Belarusian has words with apostrophes. In the dictionary file, such words are written using U+0027. Hunspell in AOO accepts words both with U+0027 and with U+2019 as correctly spelled (i. e. with з'яўляцца in the dictionary, both з'яўляцца and з’яўляцца are correct), which is fine because U+2019 is preferred for apostrophe [1]. Hunspell in OmegaT, however, treats U+2019 as a word separator and tries to check each part of a word containing an apostrophe separately (з’яўляцца is processed as з and яўляцца, the first being correct per se, and the second is an error).
Discussing the issue in the OmegaT Yahoo! group revealed that the issue is not specific to Belarusian. At least, Didier Briel reports for French:
It's even stranger here, because Hunspell only recognizes the form with the straight apostrophe, but, when inserting a correction on a badly spelt word with an apostrophe (e.g., l'enfantt) inserts it with the curly apostrophe (l’enfant) and then mark it as badly spelt. So I have to go back and replace the curly one with the straight one. That's rather infuriating.
I just checked in 2.6, and Hunspell inserts with the correction with the curly apostrophe, but doesn't complain about the spelling. Can you check you have the same behaviour (Hunspell not complaining about curly apostrophes) in 2.6?
In my case, I just found it's a (French) tokenizer issue. If I select "Lucene 3.0" (which is the Porter algorithm), Hunspell does not complain about curly apostrophes. If I select something above (3.1 up to "current") for the tokenizer behaviour, I get the issue
In view of the above, Hunspell in OmegaT must accept U+2019 as a valid apostrophe character for languages using apostrophes.
Diff:
Related RFE, where the issue is on the source side:
- Make apostrophe a word boundary in glossary tool
https://sourceforge.net/p/omegat/feature-requests/469/
This is addressed in trunk, r6900.
U+2019 RIGHT SINGLE QUOTATION MARK is now normalized to U+0027 APOSTROPHE for spelling purposes.

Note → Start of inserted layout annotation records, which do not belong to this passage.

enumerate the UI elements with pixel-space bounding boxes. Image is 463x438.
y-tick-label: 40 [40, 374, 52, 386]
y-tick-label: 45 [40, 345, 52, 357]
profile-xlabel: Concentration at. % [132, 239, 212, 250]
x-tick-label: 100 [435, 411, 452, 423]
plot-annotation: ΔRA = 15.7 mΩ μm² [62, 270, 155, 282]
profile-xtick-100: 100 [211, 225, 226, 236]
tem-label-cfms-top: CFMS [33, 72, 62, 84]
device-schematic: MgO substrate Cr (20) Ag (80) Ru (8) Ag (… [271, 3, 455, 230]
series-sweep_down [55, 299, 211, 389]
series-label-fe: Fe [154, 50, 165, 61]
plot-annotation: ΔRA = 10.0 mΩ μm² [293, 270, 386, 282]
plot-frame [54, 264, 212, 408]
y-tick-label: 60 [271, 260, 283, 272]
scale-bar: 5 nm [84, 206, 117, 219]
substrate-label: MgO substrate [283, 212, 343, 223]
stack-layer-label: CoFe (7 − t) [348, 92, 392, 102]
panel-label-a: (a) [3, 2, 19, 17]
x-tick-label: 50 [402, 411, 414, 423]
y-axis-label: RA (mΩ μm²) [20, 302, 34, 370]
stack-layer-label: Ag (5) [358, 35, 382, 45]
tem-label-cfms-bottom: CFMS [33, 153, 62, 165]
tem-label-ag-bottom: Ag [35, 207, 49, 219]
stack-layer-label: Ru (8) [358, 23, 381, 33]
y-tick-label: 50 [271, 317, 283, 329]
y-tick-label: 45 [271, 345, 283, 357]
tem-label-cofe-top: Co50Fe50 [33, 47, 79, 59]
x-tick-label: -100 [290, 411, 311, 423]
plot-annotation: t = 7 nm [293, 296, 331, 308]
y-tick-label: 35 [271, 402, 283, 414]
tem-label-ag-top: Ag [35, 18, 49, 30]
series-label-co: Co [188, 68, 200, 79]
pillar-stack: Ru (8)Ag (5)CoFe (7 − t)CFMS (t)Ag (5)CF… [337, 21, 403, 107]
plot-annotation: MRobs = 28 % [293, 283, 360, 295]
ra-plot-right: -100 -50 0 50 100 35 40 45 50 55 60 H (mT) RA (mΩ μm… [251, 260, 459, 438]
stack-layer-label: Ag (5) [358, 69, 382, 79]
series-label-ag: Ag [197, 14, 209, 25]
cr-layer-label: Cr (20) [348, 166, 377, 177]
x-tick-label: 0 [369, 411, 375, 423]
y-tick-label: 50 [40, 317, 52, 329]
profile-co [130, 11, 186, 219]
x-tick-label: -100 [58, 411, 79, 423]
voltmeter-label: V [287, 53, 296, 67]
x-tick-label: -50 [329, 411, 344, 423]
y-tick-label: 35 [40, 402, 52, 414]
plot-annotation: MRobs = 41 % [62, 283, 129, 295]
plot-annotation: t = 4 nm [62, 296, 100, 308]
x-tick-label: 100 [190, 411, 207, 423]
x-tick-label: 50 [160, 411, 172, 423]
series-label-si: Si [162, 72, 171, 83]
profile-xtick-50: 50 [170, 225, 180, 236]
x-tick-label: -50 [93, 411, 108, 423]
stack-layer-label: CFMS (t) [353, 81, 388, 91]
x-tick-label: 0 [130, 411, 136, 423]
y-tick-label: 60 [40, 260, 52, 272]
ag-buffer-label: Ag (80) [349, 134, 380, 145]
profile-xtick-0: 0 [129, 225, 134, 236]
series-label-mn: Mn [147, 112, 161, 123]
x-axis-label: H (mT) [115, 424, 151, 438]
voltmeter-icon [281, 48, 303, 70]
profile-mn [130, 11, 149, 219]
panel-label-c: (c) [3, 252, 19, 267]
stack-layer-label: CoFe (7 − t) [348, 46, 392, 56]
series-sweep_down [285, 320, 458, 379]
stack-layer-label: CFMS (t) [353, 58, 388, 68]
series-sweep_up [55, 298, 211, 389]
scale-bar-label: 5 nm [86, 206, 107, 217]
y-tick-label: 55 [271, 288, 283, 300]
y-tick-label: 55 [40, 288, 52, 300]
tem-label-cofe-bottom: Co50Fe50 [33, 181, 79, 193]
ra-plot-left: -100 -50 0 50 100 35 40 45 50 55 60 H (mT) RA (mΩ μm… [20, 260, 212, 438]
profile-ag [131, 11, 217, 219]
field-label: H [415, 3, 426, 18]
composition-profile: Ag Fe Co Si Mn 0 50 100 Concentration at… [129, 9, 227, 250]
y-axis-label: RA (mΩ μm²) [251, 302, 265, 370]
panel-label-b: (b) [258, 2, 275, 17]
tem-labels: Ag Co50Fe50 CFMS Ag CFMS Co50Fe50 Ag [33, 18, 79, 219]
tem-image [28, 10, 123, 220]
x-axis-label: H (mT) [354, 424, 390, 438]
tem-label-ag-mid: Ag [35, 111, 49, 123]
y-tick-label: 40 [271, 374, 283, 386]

The tokenizer used for the context menu was not the same as that used for editor marks (red underlines). They are now consistent (both use the project's target-language tokenizer).
Thanks! Seems fine to me (as built from source downloaded today).
Belarusian words with typographic apostrophes are now recognized as
correctly spelled. Time to flag the bug as fixed or should we wait for the
next release?
Best regards,
Dmitri Gabinski
Last edit: Aaron Madlon-Kay 2016-01-12
Thank you for the confirmation.
That's "open-fixed" until we release.
Didier
Closed in the released version 3.1.9 of OmegaT.
Didier
Please, re-open this ticket. The problem is back in 3.6.0, at least in the snapshot, downloaded today, 06 January 2016 from https://omegat.ci.cloudbees.com/job/omegat-trunk/
Can you give more details? I do not reproduce it with French.
(I don't remember changes in /trunk that would impact this.)
Didier
I am afraid, I see nothing to add to the original report.
Anyway, find attached a very small testcase: the same English word ‘announcement’ is translated as ‘аб’ява’ (‘abjava’) written with a straight ' in the first case (no spellcheck error detected) and with a curly ’ in the second case (a spellcheck error detected specifically for the second part of the word being not a valid word per se, the first part can be a preposition in Belarusian, thus it is valid in any case). The archive also contains the spellcheck dictionary used.
In Ukrainian U+2019 is treated as word separator when moving caret, but misspelled words with U+2019 are properly recognized and proper spelling suggestions are given, though when a suggestion is accepted, U+0027 is used in the corrected word.
Hunspell works fine with U+2019, U+0027 and U+02BC (which is sometimes used for apostrophe, but, too, is changed into U+0027 upon using a spelling correction).
But in the project provided by Dmitri there indeed is a bug with U+2019 just as he describes (I checked with the dics in the attached zip, and with the ones in Debian repositories).
--
Kos
I can confirm that the attached project exhibits the described behavior (the portion after U+2019 is underlined with red) however this is not a bug, or rather is outside the scope of this ticket.
The cause is that the source language tokenizer breaks at U+2019 so the word in its entirety is never seen by the spellchecker. To solve this, simply use the HunspellTokenizer, which will work fine since there is a supplied Hunspell spelling dictionary.
Thanks for the pointer. Indeed, changing the tokenizer to Hunspell fixed the problem. OK, it was a bug in me then.